The second book in the Ruinous Love Trilogy, Leather & Lark, hinges on a marriage of convenience trope, but that kind of undersells the stakes, this is a marriage of safety and sacrifice. Sure, it’s convenient to keep Lachlan and Rowan alive… but there’s more happening here. This book is way more character driven than its predecessor, but not because the characters are necessarily super strongly developed, but because the plot kind of disappears for a while. Action picks up about two years before the end of Butcher & Blackbird with Lachlan and Lark’s first meeting, except they don’t know who they are. She’s killed a man and needs a cleaner, he’s who is dispatched by the company Lark’s stepfather has a contract with. There’s misunderstandings and assumptions made and they part on bad terms which leads to Lachlan’s employer losing Lark’s stepfather’s contract. We then jump a year to the opening of Rowan’s second restaurant, and they meet for real and have an instant attraction, that quickly comes undone as Lark recognizes Lachlan from that night and their mutual distaste overrules their attraction.

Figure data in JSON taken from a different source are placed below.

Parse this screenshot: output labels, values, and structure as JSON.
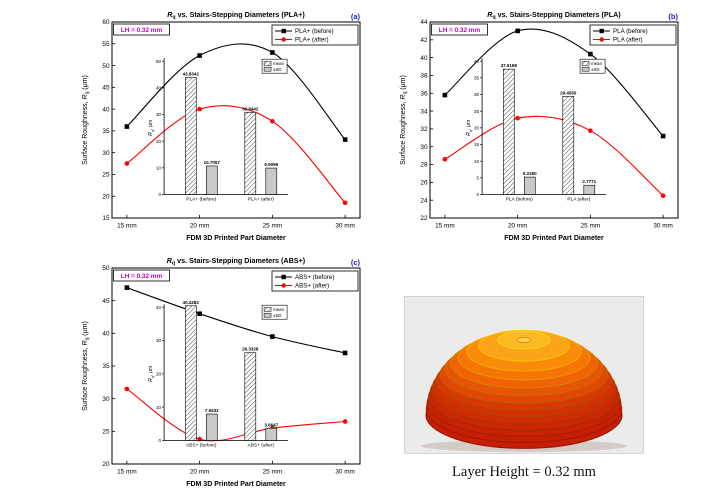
{
  "figure": {
    "lh_annotation": "LH = 0.32 mm",
    "colors": {
      "before_series": "#000000",
      "after_series": "#ff0000",
      "lh_text": "#c400c4",
      "panel_letter": "#2222cc",
      "sd_bar_fill": "#c9c9c9"
    }
  },
  "chart_data": [
    {
      "panel": "(a)",
      "type": "line",
      "title": {
        "pre": "",
        "it": "R",
        "sub": "q",
        "post": " vs. Stairs-Stepping Diameters (PLA+)"
      },
      "xlabel": "FDM 3D Printed Part Diameter",
      "ylabel": {
        "pre": "Surface Roughness, ",
        "it": "R",
        "sub": "q",
        "post": " (μm)"
      },
      "annotation": "LH = 0.32 mm",
      "x": [
        15,
        20,
        25,
        30
      ],
      "x_tick_labels": [
        "15 mm",
        "20 mm",
        "25 mm",
        "30 mm"
      ],
      "ylim": [
        15,
        60
      ],
      "ytick_step": 5,
      "series": [
        {
          "name": "PLA+ (before)",
          "color": "#000000",
          "marker": "square",
          "values": [
            36,
            52.3,
            53,
            33
          ]
        },
        {
          "name": "PLA+ (after)",
          "color": "#ff0000",
          "marker": "circle",
          "values": [
            27.5,
            40,
            37.2,
            18.5
          ]
        }
      ],
      "inset": {
        "ylabel": {
          "pre": "",
          "it": "R",
          "sub": "q",
          "post": ", μm"
        },
        "ylim": [
          0,
          50
        ],
        "ytick_step": 10,
        "categories": [
          "PLA+ (before)",
          "PLA+ (after)"
        ],
        "legend": [
          "mean",
          "±SD"
        ],
        "groups": [
          {
            "mean": 43.8342,
            "sd": 10.7057
          },
          {
            "mean": 30.8442,
            "sd": 9.9096
          }
        ]
      }
    },
    {
      "panel": "(b)",
      "type": "line",
      "title": {
        "pre": "",
        "it": "R",
        "sub": "q",
        "post": " vs. Stairs-Stepping Diameters (PLA)"
      },
      "xlabel": "FDM 3D Printed Part Diameter",
      "ylabel": {
        "pre": "Surface Roughness, ",
        "it": "R",
        "sub": "q",
        "post": " (μm)"
      },
      "annotation": "LH = 0.32 mm",
      "x": [
        15,
        20,
        25,
        30
      ],
      "x_tick_labels": [
        "15 mm",
        "20 mm",
        "25 mm",
        "30 mm"
      ],
      "ylim": [
        22,
        44
      ],
      "ytick_step": 2,
      "series": [
        {
          "name": "PLA (before)",
          "color": "#000000",
          "marker": "square",
          "values": [
            35.8,
            43,
            40.4,
            31.2
          ]
        },
        {
          "name": "PLA (after)",
          "color": "#ff0000",
          "marker": "circle",
          "values": [
            28.6,
            33.2,
            31.8,
            24.5
          ]
        }
      ],
      "inset": {
        "ylabel": {
          "pre": "",
          "it": "R",
          "sub": "q",
          "post": ", μm"
        },
        "ylim": [
          0,
          40
        ],
        "ytick_step": 5,
        "categories": [
          "PLA (before)",
          "PLA (after)"
        ],
        "legend": [
          "mean",
          "±SD"
        ],
        "groups": [
          {
            "mean": 37.6168,
            "sd": 5.226
          },
          {
            "mean": 29.455,
            "sd": 2.7771
          }
        ]
      }
    },
    {
      "panel": "(c)",
      "type": "line",
      "title": {
        "pre": "",
        "it": "R",
        "sub": "q",
        "post": " vs. Stairs-Stepping Diameters (ABS+)"
      },
      "xlabel": "FDM 3D Printed Part Diameter",
      "ylabel": {
        "pre": "Surface Roughness, ",
        "it": "R",
        "sub": "q",
        "post": " (μm)"
      },
      "annotation": "LH = 0.32 mm",
      "x": [
        15,
        20,
        25,
        30
      ],
      "x_tick_labels": [
        "15 mm",
        "20 mm",
        "25 mm",
        "30 mm"
      ],
      "ylim": [
        20,
        50
      ],
      "ytick_step": 5,
      "series": [
        {
          "name": "ABS+ (before)",
          "color": "#000000",
          "marker": "square",
          "values": [
            47,
            43,
            39.5,
            37
          ]
        },
        {
          "name": "ABS+ (after)",
          "color": "#ff0000",
          "marker": "circle",
          "values": [
            31.5,
            23.8,
            25.5,
            26.5
          ]
        }
      ],
      "inset": {
        "ylabel": {
          "pre": "",
          "it": "R",
          "sub": "q",
          "post": ", μm"
        },
        "ylim": [
          0,
          40
        ],
        "ytick_step": 10,
        "categories": [
          "ABS+ (before)",
          "ABS+ (after)"
        ],
        "legend": [
          "mean",
          "±SD"
        ],
        "groups": [
          {
            "mean": 40.4282,
            "sd": 7.9432
          },
          {
            "mean": 26.3328,
            "sd": 3.6647
          }
        ]
      }
    }
  ],
  "image_panel": {
    "caption": "Layer Height = 0.32 mm"
  }
}
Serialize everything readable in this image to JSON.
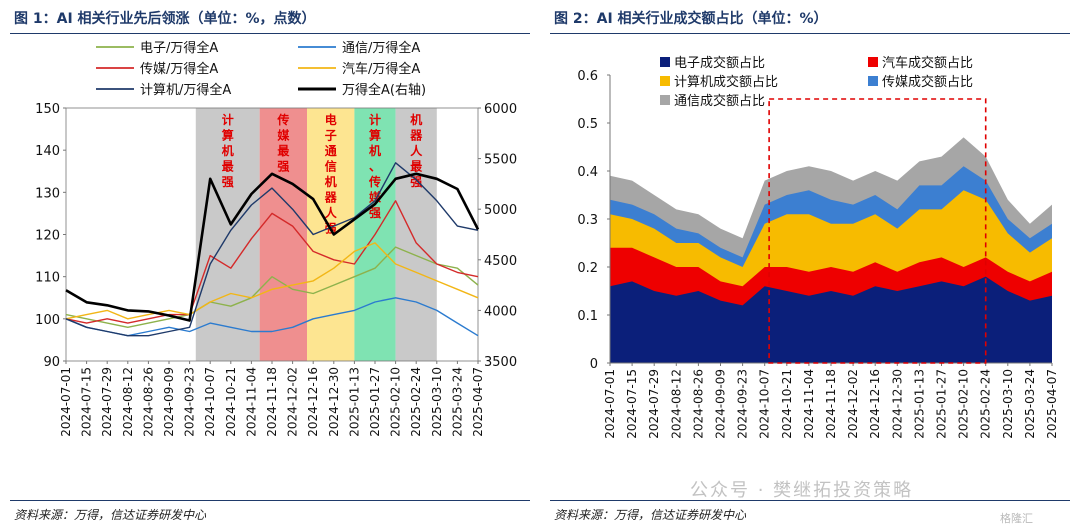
{
  "watermark": "公众号 · 樊继拓投资策略",
  "corner_badge": "格隆汇",
  "chart_data": [
    {
      "type": "line",
      "title": "图 1：AI 相关行业先后领涨（单位：%，点数）",
      "source": "资料来源：万得，信达证券研发中心",
      "dates": [
        "2024-07-01",
        "2024-07-15",
        "2024-07-29",
        "2024-08-12",
        "2024-08-26",
        "2024-09-09",
        "2024-09-23",
        "2024-10-07",
        "2024-10-21",
        "2024-11-04",
        "2024-11-18",
        "2024-12-02",
        "2024-12-16",
        "2024-12-30",
        "2025-01-13",
        "2025-01-27",
        "2025-02-10",
        "2025-02-24",
        "2025-03-10",
        "2025-03-24",
        "2025-04-07"
      ],
      "y_left": {
        "min": 90,
        "max": 150,
        "ticks": [
          90,
          100,
          110,
          120,
          130,
          140,
          150
        ]
      },
      "y_right": {
        "min": 3500,
        "max": 6000,
        "ticks": [
          3500,
          4000,
          4500,
          5000,
          5500,
          6000
        ]
      },
      "legend": [
        "电子/万得全A",
        "通信/万得全A",
        "传媒/万得全A",
        "汽车/万得全A",
        "计算机/万得全A",
        "万得全A(右轴)"
      ],
      "regions": [
        {
          "start": 6.3,
          "end": 9.4,
          "color": "#c9c9c9",
          "label": [
            "计",
            "算",
            "机",
            "最",
            "强"
          ]
        },
        {
          "start": 9.4,
          "end": 11.7,
          "color": "#ef8f8f",
          "label": [
            "传",
            "媒",
            "最",
            "强"
          ]
        },
        {
          "start": 11.7,
          "end": 14.0,
          "color": "#fde591",
          "label": [
            "电",
            "子",
            "通",
            "信",
            "机",
            "器",
            "人",
            "强"
          ]
        },
        {
          "start": 14.0,
          "end": 16.0,
          "color": "#7fe3b2",
          "label": [
            "计",
            "算",
            "机",
            "、",
            "传",
            "媒",
            "强"
          ]
        },
        {
          "start": 16.0,
          "end": 18.0,
          "color": "#c9c9c9",
          "label": [
            "机",
            "器",
            "人",
            "最",
            "强"
          ]
        }
      ],
      "series": [
        {
          "name": "电子/万得全A",
          "axis": "left",
          "color": "#8db24c",
          "values": [
            101,
            100,
            99,
            98,
            99,
            100,
            101,
            104,
            103,
            105,
            110,
            107,
            106,
            108,
            110,
            112,
            117,
            115,
            113,
            112,
            108
          ]
        },
        {
          "name": "通信/万得全A",
          "axis": "left",
          "color": "#2b7bcf",
          "values": [
            100,
            98,
            97,
            96,
            97,
            98,
            97,
            99,
            98,
            97,
            97,
            98,
            100,
            101,
            102,
            104,
            105,
            104,
            102,
            99,
            96
          ]
        },
        {
          "name": "传媒/万得全A",
          "axis": "left",
          "color": "#d42a2a",
          "values": [
            100,
            99,
            100,
            99,
            100,
            101,
            101,
            115,
            112,
            119,
            125,
            122,
            116,
            114,
            113,
            120,
            128,
            118,
            113,
            111,
            110
          ]
        },
        {
          "name": "汽车/万得全A",
          "axis": "left",
          "color": "#f2b616",
          "values": [
            100,
            101,
            102,
            100,
            101,
            102,
            101,
            104,
            106,
            105,
            107,
            108,
            109,
            112,
            116,
            118,
            113,
            111,
            109,
            107,
            105
          ]
        },
        {
          "name": "计算机/万得全A",
          "axis": "left",
          "color": "#1f3a6a",
          "values": [
            100,
            98,
            97,
            96,
            96,
            97,
            98,
            113,
            121,
            127,
            131,
            126,
            120,
            122,
            124,
            128,
            137,
            133,
            128,
            122,
            121
          ]
        },
        {
          "name": "万得全A(右轴)",
          "axis": "right",
          "color": "#000000",
          "values": [
            4200,
            4080,
            4050,
            4000,
            3990,
            3950,
            3900,
            5300,
            4850,
            5150,
            5350,
            5250,
            5100,
            4750,
            4900,
            5050,
            5300,
            5350,
            5300,
            5200,
            4800
          ]
        }
      ]
    },
    {
      "type": "area",
      "title": "图 2：AI 相关行业成交额占比（单位：%）",
      "source": "资料来源：万得，信达证券研发中心",
      "dates": [
        "2024-07-01",
        "2024-07-15",
        "2024-07-29",
        "2024-08-12",
        "2024-08-26",
        "2024-09-09",
        "2024-09-23",
        "2024-10-07",
        "2024-10-21",
        "2024-11-04",
        "2024-11-18",
        "2024-12-02",
        "2024-12-16",
        "2024-12-30",
        "2025-01-13",
        "2025-01-27",
        "2025-02-10",
        "2025-02-24",
        "2025-03-10",
        "2025-03-24",
        "2025-04-07"
      ],
      "ylim": [
        0,
        0.6
      ],
      "yticks": [
        0,
        0.1,
        0.2,
        0.3,
        0.4,
        0.5,
        0.6
      ],
      "highlight_box": {
        "start": 7.2,
        "end": 17.0,
        "top": 0.55
      },
      "series": [
        {
          "name": "电子成交额占比",
          "color": "#0b1f7a",
          "values": [
            0.16,
            0.17,
            0.15,
            0.14,
            0.15,
            0.13,
            0.12,
            0.16,
            0.15,
            0.14,
            0.15,
            0.14,
            0.16,
            0.15,
            0.16,
            0.17,
            0.16,
            0.18,
            0.15,
            0.13,
            0.14
          ]
        },
        {
          "name": "汽车成交额占比",
          "color": "#ee0000",
          "values": [
            0.08,
            0.07,
            0.07,
            0.06,
            0.05,
            0.04,
            0.04,
            0.04,
            0.05,
            0.05,
            0.05,
            0.05,
            0.05,
            0.04,
            0.05,
            0.05,
            0.04,
            0.04,
            0.04,
            0.04,
            0.05
          ]
        },
        {
          "name": "计算机成交额占比",
          "color": "#f7bb00",
          "values": [
            0.07,
            0.06,
            0.06,
            0.05,
            0.05,
            0.05,
            0.04,
            0.09,
            0.11,
            0.12,
            0.09,
            0.1,
            0.1,
            0.09,
            0.11,
            0.1,
            0.16,
            0.12,
            0.08,
            0.06,
            0.07
          ]
        },
        {
          "name": "传媒成交额占比",
          "color": "#3c7fd1",
          "values": [
            0.03,
            0.03,
            0.03,
            0.03,
            0.02,
            0.02,
            0.02,
            0.04,
            0.04,
            0.05,
            0.05,
            0.04,
            0.04,
            0.04,
            0.05,
            0.05,
            0.05,
            0.04,
            0.03,
            0.03,
            0.03
          ]
        },
        {
          "name": "通信成交额占比",
          "color": "#a6a6a6",
          "values": [
            0.05,
            0.05,
            0.04,
            0.04,
            0.04,
            0.04,
            0.04,
            0.05,
            0.05,
            0.05,
            0.06,
            0.05,
            0.05,
            0.06,
            0.05,
            0.06,
            0.06,
            0.05,
            0.04,
            0.03,
            0.04
          ]
        }
      ]
    }
  ]
}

Which would be fine, if someone wasn’t murdering members of Lark’s extended family and business circle and Lachlan (and by extension Rowan) is the prime suspect and the only way to keep them safe from her family is to marry him and make them off-limits, at least long enough to solve the mystery of who is actually after her family. Which… should be the heavy plot here – Lachlan and Lark working on figuring out what is going on (which would have mattered more if the big bad was in any way interesting or not noticeable from moment one), and it’s there, it just takes a backseat to a longform grovel by Lachlan that I loved but it affected the way the book was structured.
The first half of the book is just uneven in the way Lark and Lachlan are introduced, in the ways in which backstory are spooled out, in the pacing of plot moments (including the POV chapter from the big bad). In Butcher & Blackbird we clearly see the characters interactions building to something. In Leather & Lark it felt like Weaver was relying on our introductions of the characters in the first book to provide a jumpstart to character development, which didn’t work great for me even though I only read the first book four months ago. But once Lachlan recognizes why Lark hates him and embarks on his one-man crusade to make amends things come together in a way that reminded me positively of Butcher & Blackbird. I was, however, unprepared for how long a slow burn this one was, so let me tell you that it is in fact a slow burn. As with B&B I suggest this only to people who are cool with the long list of content warnings it comes with, and even though this one was about a full star less in my estimation than its predecessor I’m still very excited for the third book, Scythe & Sparrow which releases February 2025.
3.5 rounded up.
Bingo Square: Rings, for the aforementioned marriage of convenience plot and all its various fallout, including right up until the epilogue chapter.